When it's time to do the dishes, you never stop with yours. You always wash mine too.
- You always trim the wicks on the candles.
- You smell like Windex. The Mountain Clean (TM) version.
- You vacuum under the furniture.
- When I mentioned it, you stopped wearing your football cleats on my hardwood floors.
- Your birthday falls on a lunar holiday.
- You got me into Yerba Mate tea.
- One time, you had a chance to go to the mall and get Donny Most's autograph, but you chose to stay and finish our game of Risk.
- You only eat half an apple at a time. The uneaten half goes in the fridge's crisper, where you'll consume it at a later time as part of a balanced meal.
- You could have kept my Hall and Oates Greatest Hits album and I would have never realized it, but you gave it back anyway.
- You're a pretty good partner to have in a fight, except when the other side has Uzis.
At certain angles, your nose is cat-like.
- You were the one who taught me that the phrase "Making ends meet" wasn't spelled "Making ends-meat."
- You observe all posted speed limits, except in Montana and Germany.
- One day before my new job, you let me take your urine to work in a ziplock baggy.
- You taught me to tightroll my jeans, and then when the fad was over, you taught me to stop tightrolling my jeans.
- You took me to the emergency room that one time and waited while they took the bullet out of my lung.
- You like Elton John, but you're not an ass about it.
- When my mother called for me that one day, you told her I was at work when I was actually in the next room playing seven straight hours of online Texas Hold 'Em Poker in my underwear.

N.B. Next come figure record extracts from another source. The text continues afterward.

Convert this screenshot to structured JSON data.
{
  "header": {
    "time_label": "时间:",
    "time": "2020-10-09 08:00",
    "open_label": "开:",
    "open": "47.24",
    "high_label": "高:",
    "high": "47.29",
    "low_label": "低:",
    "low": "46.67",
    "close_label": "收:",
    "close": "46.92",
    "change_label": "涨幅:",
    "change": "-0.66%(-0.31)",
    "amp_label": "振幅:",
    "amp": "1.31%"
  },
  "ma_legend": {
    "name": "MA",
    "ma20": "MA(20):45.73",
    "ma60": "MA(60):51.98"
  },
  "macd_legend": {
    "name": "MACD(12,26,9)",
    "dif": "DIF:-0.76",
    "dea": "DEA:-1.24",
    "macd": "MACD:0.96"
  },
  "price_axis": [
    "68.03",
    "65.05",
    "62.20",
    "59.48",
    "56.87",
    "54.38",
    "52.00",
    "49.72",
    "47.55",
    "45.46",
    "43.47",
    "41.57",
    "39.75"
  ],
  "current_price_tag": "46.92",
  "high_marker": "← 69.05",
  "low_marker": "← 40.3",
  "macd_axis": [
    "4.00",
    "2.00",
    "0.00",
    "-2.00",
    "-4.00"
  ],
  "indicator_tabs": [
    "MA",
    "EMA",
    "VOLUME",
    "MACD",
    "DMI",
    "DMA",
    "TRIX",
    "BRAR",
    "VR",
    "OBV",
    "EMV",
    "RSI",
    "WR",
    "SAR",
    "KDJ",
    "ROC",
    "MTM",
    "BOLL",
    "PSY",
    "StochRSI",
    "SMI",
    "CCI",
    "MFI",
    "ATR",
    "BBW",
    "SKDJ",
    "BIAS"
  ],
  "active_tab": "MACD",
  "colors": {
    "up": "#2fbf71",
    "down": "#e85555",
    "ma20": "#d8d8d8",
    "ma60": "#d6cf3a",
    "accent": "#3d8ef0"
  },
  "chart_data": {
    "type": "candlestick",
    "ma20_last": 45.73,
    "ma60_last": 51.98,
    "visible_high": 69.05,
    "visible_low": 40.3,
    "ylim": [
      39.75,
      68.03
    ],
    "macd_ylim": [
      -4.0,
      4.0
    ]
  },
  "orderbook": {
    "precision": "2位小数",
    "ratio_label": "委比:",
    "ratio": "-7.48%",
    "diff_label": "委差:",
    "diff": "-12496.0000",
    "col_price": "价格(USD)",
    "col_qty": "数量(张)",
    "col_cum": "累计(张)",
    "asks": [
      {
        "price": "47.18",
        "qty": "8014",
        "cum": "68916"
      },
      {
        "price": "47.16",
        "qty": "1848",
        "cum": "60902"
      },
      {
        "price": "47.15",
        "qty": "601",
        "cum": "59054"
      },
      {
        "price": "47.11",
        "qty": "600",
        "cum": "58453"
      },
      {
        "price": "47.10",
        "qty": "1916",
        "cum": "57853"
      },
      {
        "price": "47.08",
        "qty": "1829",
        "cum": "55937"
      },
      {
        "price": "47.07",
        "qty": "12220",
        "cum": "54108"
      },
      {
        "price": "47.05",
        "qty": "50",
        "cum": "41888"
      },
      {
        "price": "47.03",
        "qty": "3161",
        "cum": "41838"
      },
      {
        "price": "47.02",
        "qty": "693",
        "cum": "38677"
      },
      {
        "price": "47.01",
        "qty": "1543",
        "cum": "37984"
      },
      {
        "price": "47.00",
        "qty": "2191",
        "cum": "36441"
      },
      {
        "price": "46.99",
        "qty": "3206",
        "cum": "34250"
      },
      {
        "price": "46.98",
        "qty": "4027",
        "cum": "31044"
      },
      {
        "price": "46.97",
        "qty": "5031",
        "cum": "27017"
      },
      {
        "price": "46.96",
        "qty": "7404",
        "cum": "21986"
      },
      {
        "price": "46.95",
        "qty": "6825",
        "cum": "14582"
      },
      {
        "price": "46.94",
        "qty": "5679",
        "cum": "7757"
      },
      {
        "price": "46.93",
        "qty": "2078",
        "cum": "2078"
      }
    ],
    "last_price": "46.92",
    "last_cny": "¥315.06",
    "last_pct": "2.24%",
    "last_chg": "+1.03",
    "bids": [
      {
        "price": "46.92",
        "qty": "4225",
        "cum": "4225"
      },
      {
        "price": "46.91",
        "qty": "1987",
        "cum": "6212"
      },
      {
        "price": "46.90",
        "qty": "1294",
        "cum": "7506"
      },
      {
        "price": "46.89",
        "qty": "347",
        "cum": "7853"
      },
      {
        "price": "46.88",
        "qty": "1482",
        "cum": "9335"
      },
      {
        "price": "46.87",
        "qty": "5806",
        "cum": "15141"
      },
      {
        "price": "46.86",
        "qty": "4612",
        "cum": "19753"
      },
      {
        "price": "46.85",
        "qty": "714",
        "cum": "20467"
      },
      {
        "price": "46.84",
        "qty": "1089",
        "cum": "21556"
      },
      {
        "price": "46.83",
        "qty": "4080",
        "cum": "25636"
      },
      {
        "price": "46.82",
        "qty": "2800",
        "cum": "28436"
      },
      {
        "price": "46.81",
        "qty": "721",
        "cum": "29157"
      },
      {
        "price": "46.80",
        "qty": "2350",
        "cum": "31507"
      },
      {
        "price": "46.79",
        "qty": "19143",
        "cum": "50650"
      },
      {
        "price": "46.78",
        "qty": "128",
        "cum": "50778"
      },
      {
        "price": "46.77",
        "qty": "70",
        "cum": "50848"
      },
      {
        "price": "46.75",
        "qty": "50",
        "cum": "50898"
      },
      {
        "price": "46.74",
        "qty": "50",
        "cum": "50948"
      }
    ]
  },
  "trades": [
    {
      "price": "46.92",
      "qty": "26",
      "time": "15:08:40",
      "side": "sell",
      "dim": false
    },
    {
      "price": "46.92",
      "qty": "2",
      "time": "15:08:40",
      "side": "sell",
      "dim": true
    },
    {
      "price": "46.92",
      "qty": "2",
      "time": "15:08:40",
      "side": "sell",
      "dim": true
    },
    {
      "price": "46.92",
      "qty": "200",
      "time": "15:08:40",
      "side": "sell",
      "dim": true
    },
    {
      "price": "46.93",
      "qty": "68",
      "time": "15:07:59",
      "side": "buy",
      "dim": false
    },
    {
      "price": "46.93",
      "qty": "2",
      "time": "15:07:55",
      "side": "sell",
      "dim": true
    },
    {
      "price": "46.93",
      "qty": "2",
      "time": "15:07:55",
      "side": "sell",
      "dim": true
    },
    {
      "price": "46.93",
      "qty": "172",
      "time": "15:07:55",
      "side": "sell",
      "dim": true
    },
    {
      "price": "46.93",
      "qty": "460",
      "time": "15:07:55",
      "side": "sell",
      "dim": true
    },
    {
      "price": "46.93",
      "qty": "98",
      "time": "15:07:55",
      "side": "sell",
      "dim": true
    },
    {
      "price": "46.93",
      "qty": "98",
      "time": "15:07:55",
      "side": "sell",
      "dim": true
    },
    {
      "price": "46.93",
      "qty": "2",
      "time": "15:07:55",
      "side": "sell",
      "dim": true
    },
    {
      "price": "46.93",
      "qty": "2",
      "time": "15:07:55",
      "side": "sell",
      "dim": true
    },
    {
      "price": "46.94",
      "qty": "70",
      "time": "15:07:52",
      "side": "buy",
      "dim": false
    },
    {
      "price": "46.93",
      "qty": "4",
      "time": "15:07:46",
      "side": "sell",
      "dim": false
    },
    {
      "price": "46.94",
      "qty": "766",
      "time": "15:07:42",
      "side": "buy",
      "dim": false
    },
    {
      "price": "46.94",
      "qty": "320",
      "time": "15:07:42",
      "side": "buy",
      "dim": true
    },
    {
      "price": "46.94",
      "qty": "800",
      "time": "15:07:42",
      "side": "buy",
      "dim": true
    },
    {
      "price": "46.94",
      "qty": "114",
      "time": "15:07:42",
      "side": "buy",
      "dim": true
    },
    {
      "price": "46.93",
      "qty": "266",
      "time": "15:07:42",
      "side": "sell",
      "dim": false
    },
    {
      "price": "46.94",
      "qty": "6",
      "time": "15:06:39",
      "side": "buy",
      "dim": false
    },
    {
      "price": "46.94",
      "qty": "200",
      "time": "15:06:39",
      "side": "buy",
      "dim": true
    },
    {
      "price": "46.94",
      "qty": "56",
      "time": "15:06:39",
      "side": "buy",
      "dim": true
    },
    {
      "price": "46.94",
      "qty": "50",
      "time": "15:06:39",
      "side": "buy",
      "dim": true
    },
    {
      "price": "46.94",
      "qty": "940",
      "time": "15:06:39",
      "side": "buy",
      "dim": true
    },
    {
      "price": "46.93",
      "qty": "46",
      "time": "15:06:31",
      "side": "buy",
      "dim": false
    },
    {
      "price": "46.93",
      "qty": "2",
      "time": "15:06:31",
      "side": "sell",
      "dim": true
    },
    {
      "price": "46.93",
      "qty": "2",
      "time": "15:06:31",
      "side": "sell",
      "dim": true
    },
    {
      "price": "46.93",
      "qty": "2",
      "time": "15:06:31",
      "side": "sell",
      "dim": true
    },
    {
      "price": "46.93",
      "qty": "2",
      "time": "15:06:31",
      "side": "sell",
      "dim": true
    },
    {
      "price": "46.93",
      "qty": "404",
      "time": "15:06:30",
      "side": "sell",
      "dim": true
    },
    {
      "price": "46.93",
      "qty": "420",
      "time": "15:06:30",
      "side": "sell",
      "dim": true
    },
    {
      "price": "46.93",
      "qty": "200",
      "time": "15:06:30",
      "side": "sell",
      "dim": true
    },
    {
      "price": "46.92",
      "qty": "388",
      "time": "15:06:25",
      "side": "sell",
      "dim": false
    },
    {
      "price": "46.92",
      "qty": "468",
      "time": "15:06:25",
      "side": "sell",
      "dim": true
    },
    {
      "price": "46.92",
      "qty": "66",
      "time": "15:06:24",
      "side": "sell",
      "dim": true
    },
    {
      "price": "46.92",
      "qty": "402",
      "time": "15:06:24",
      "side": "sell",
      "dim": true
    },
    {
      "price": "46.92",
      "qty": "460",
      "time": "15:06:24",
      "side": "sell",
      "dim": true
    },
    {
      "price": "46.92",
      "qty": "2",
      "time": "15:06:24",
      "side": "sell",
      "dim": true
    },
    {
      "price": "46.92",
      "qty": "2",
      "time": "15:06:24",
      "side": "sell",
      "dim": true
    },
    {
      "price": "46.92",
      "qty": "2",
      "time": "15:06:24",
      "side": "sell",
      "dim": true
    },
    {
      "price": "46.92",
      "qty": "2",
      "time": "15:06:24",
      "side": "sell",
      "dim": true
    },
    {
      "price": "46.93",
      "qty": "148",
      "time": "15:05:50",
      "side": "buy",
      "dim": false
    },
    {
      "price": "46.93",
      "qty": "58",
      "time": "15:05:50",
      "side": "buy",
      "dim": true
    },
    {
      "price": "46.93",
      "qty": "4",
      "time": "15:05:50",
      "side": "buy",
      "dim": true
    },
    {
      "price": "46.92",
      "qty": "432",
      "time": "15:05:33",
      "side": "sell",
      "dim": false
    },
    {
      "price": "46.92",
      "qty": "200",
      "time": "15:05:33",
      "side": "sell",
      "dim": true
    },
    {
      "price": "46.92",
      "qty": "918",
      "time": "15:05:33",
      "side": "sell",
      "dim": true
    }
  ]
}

- I like the way you move.
You have slowly evolved over millions of years to possess the ability to breathe underwater, but you rarely show off.
- That one movie, "You Got Served," was based on your life.
- You're not afraid to be naked if it serves your purposes.
- You can read the thoughts of hobos.
- You make a mean enchilada.
- When we shake hands, I know you're not going to kill me in my sleep.